Montebourg, le faiseur de roi
Comme en 2011, le troisième homme est Arnaud Montebourg. Et comme en 2011, il fait un score honorable (17,5%), ce qui lui permet de jouer le faiseur de roi. En conférence de presse, il confesse sa défaite et appelle ceux qui l'ont soutenu à se rallier auprès de Benoît Hamon. Ce qui est somme toute assez logique car d'une part, Hamon est sorti en tête au premier tour, comme Hollande en 2011. Et d'autre part, Montebourg et Hamon ont une certaine convergence fondamentale en raison de leur départ commun du gouvernement en août 2014, afin de refuser les politiques d'austérité que proposaient Hollande et Valls à ce moment-là, plus une critique régulière de l'Union européenne, telle qu'elle s'exprime depuis plusieurs années. Et ce, en dépit des tacles de la part de Montebourg sur Hamon durant cette primaire. En tout cas, mathématiquement, l'apport de Montebourg permettrait à Hamon de gagner la primaire.
Quadrature du cercle
Maintenant, est-ce que le PS et ses alliés en sortira renforcé de cette primaire? Rien n'est certain de côté-là. Au contraire, c'est la menace de division qui est agitée. Pourtant, d'un certain point de vue, la fracture qui est présentée entre les deux personnages est apparente car il s'agit de deux politiciens inscrits dans une tradition thermidorienne au sein du PS, où le sociétal l'emporte sur le social, où les bisbilles correspondent à des luttes de places, mais où surtout des accords restent possibles. Tels Jacques-Nicolas Billaud-Varenne et Louis-Marie Fréron durant la Convention thermidorienne, Benoît Hamon et Manuel Valls ne se sont-ils pas entendus pour que le premier aide le second à s'installer à Matignon en avril 2014?
Seulement, cette logique ne peut pas marcher à tous les coups et se heurte à la quadrature du cercle. Surtout si elle comporte deux feux que sont Emmanuel Macron et Jean-Luc Mélenchon. Bien que ces deux personnages soient vus comme clivants et qu'ils aient un passé de militant socialiste, ils attirent l'attention de cadres, d'élus socialistes (surtout pour Macron), ou de simples militants (surtout pour Mélenchon).
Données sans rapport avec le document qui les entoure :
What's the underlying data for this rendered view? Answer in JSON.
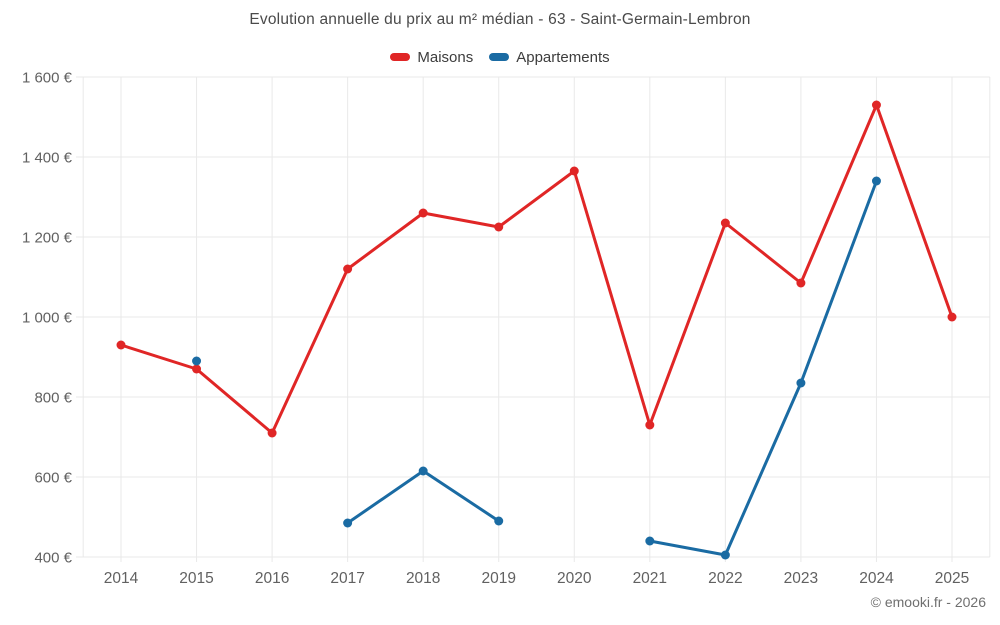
{
  "chart": {
    "title": "Evolution annuelle du prix au m² médian - 63 - Saint-Germain-Lembron",
    "footer": "© emooki.fr - 2026"
  },
  "chart_data": {
    "type": "line",
    "title": "Evolution annuelle du prix au m² médian - 63 - Saint-Germain-Lembron",
    "x": [
      2014,
      2015,
      2016,
      2017,
      2018,
      2019,
      2020,
      2021,
      2022,
      2023,
      2024,
      2025
    ],
    "series": [
      {
        "name": "Maisons",
        "color": "#e02626",
        "values": [
          930,
          870,
          710,
          1120,
          1260,
          1225,
          1365,
          730,
          1235,
          1085,
          1530,
          1000
        ]
      },
      {
        "name": "Appartements",
        "color": "#1a6ba3",
        "values": [
          null,
          890,
          null,
          485,
          615,
          490,
          null,
          440,
          405,
          835,
          1340,
          null
        ]
      }
    ],
    "ylim": [
      400,
      1600
    ],
    "yticks": [
      400,
      600,
      800,
      1000,
      1200,
      1400,
      1600
    ],
    "ytick_labels": [
      "400 €",
      "600 €",
      "800 €",
      "1 000 €",
      "1 200 €",
      "1 400 €",
      "1 600 €"
    ],
    "grid": true,
    "legend_position": "top",
    "tick_color": "#616161",
    "grid_color": "#e9e9e9"
  }
}
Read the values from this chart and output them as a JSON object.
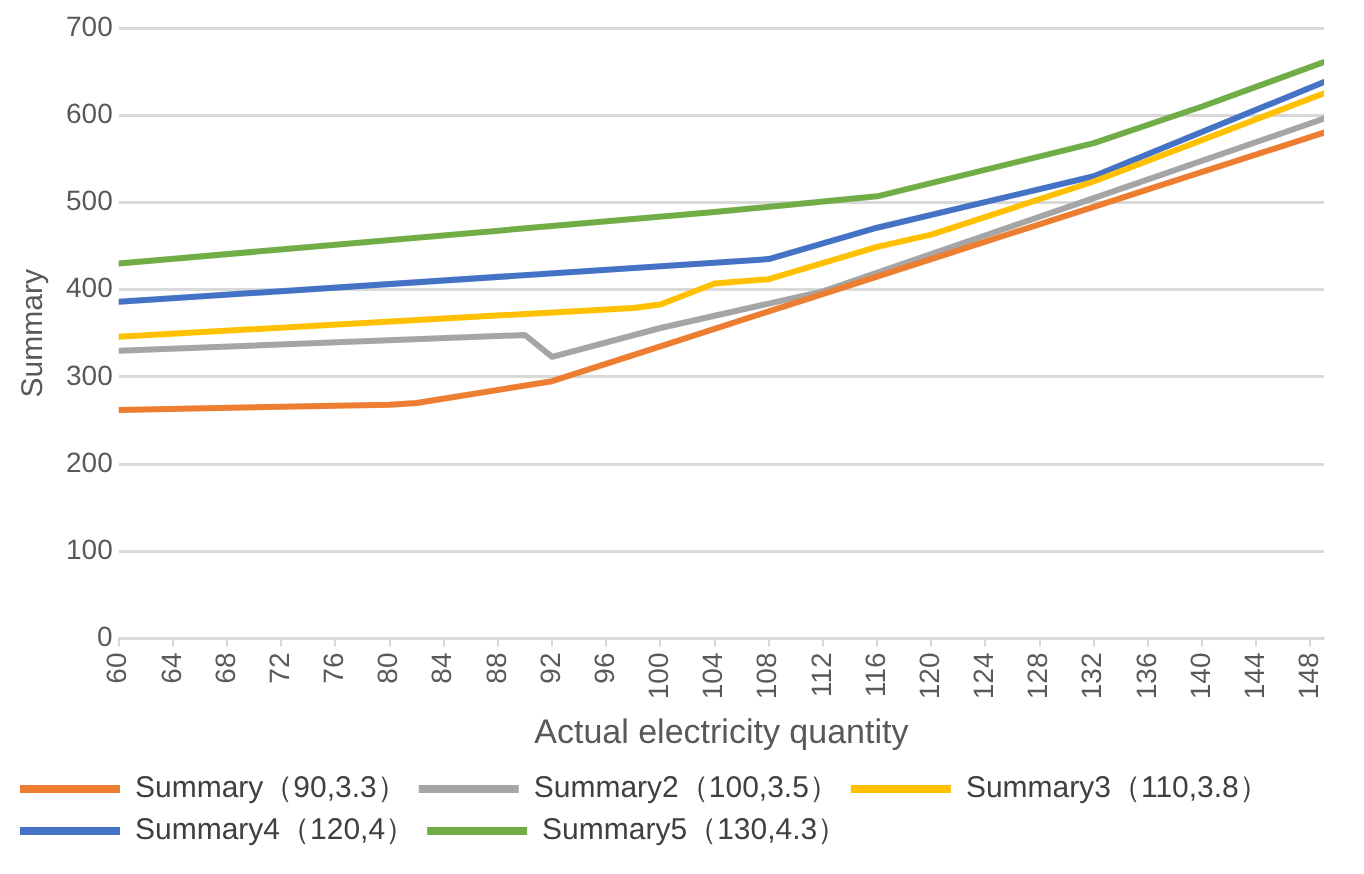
{
  "chart_data": {
    "type": "line",
    "xlabel": "Actual electricity quantity",
    "ylabel": "Summary",
    "xlim": [
      60,
      149
    ],
    "xticks": [
      60,
      64,
      68,
      72,
      76,
      80,
      84,
      88,
      92,
      96,
      100,
      104,
      108,
      112,
      116,
      120,
      124,
      128,
      132,
      136,
      140,
      144,
      148
    ],
    "ylim": [
      0,
      700
    ],
    "yticks": [
      0,
      100,
      200,
      300,
      400,
      500,
      600,
      700
    ],
    "grid": "y",
    "legend": "bottom",
    "marker": "none",
    "line_style": "solid",
    "series": [
      {
        "name": "Summary（90,3.3）",
        "color": "#ed7d31",
        "x": [
          60,
          80,
          82,
          92,
          100,
          108,
          116,
          132,
          149
        ],
        "values": [
          262,
          268,
          270,
          295,
          335,
          375,
          415,
          495,
          580
        ]
      },
      {
        "name": "Summary2（100,3.5）",
        "color": "#a5a5a5",
        "x": [
          60,
          90,
          92,
          100,
          108,
          112,
          132,
          149
        ],
        "values": [
          330,
          348,
          323,
          356,
          384,
          398,
          505,
          596
        ]
      },
      {
        "name": "Summary3（110,3.8）",
        "color": "#ffc000",
        "x": [
          60,
          98,
          100,
          104,
          108,
          116,
          120,
          132,
          149
        ],
        "values": [
          346,
          379,
          383,
          407,
          412,
          449,
          463,
          524,
          625
        ]
      },
      {
        "name": "Summary4（120,4）",
        "color": "#4472c4",
        "x": [
          60,
          108,
          116,
          132,
          149
        ],
        "values": [
          386,
          435,
          471,
          530,
          638
        ]
      },
      {
        "name": "Summary5（130,4.3）",
        "color": "#70ad47",
        "x": [
          60,
          104,
          116,
          132,
          140,
          149
        ],
        "values": [
          430,
          489,
          507,
          568,
          610,
          661
        ]
      }
    ]
  }
}
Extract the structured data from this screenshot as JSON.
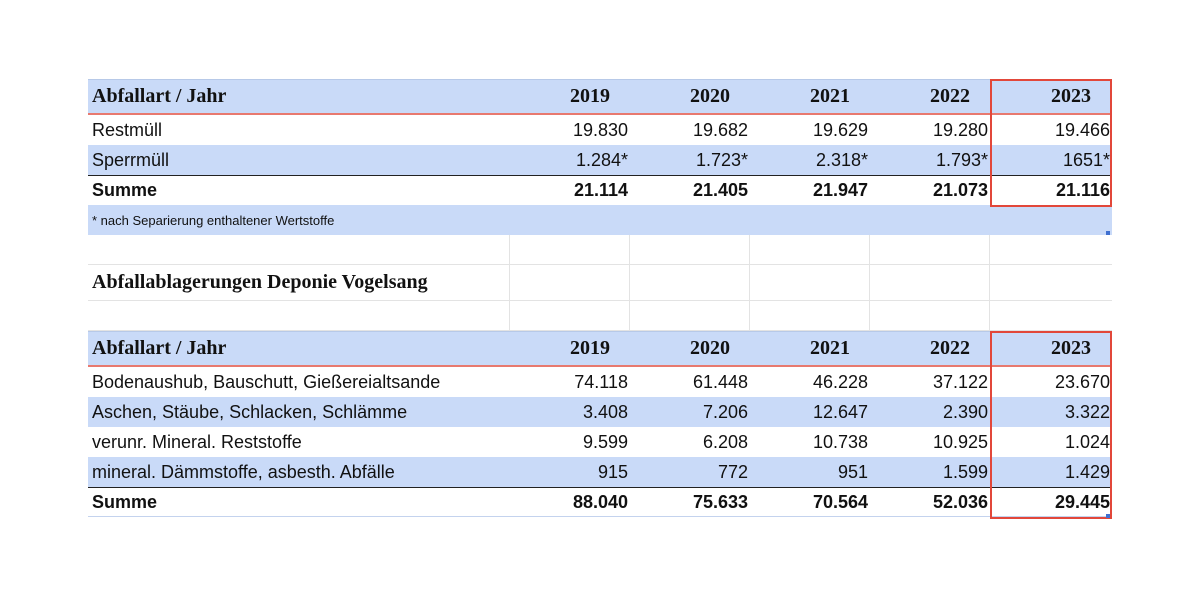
{
  "table1": {
    "header": {
      "label": "Abfallart / Jahr",
      "years": [
        "2019",
        "2020",
        "2021",
        "2022",
        "2023"
      ]
    },
    "rows": [
      {
        "label": "Restmüll",
        "values": [
          "19.830",
          "19.682",
          "19.629",
          "19.280",
          "19.466"
        ]
      },
      {
        "label": "Sperrmüll",
        "values": [
          "1.284*",
          "1.723*",
          "2.318*",
          "1.793*",
          "1651*"
        ]
      }
    ],
    "sum": {
      "label": "Summe",
      "values": [
        "21.114",
        "21.405",
        "21.947",
        "21.073",
        "21.116"
      ]
    },
    "footnote": "* nach Separierung enthaltener Wertstoffe"
  },
  "section_title": "Abfallablagerungen Deponie Vogelsang",
  "table2": {
    "header": {
      "label": "Abfallart / Jahr",
      "years": [
        "2019",
        "2020",
        "2021",
        "2022",
        "2023"
      ]
    },
    "rows": [
      {
        "label": "Bodenaushub, Bauschutt, Gießereialtsande",
        "values": [
          "74.118",
          "61.448",
          "46.228",
          "37.122",
          "23.670"
        ]
      },
      {
        "label": "Aschen, Stäube, Schlacken, Schlämme",
        "values": [
          "3.408",
          "7.206",
          "12.647",
          "2.390",
          "3.322"
        ]
      },
      {
        "label": "verunr. Mineral. Reststoffe",
        "values": [
          "9.599",
          "6.208",
          "10.738",
          "10.925",
          "1.024"
        ]
      },
      {
        "label": "mineral. Dämmstoffe, asbesth. Abfälle",
        "values": [
          "915",
          "772",
          "951",
          "1.599",
          "1.429"
        ]
      }
    ],
    "sum": {
      "label": "Summe",
      "values": [
        "88.040",
        "75.633",
        "70.564",
        "52.036",
        "29.445"
      ]
    }
  },
  "colors": {
    "header_fill": "#c9daf8",
    "highlight_border": "#e2473a",
    "header_underline": "#e8796f"
  }
}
Jusqu'à présent, ces deux candidats prennent en tenaille le PS, qui craint de perdre son hégémonie à gauche, confirmant une tendance lourde de réduction des partis socialistes ou sociaux-démocrates, en raison de leur mariage ruineux avec le social-libéralisme. Alors bien sûr, les pro-Valls crient que c'est Hamon qui provoquera la perte de la gauche s'il sort vainqueur.
"Si Hamon gagne la #PrimaireGauche, c'est la mort totale du PS", estimait @marieannesoubre lundi aux @GG_RMChttps://t.co/SofazT77S1 pic.twitter.com/hOhQf9BL2S
— RMC (@RMCinfo) 22 janvier 2017
Les pro-Hamon en feront de même. Et même si certains sympathisants de gauche estiment qu'il faut un rapprochement avec les candidats hors primaire, ça montre combien l'heure de la recomposition de la gauche française, qui s'est laissée engluer dans un flou intellectuel ces dernières années, a sonné!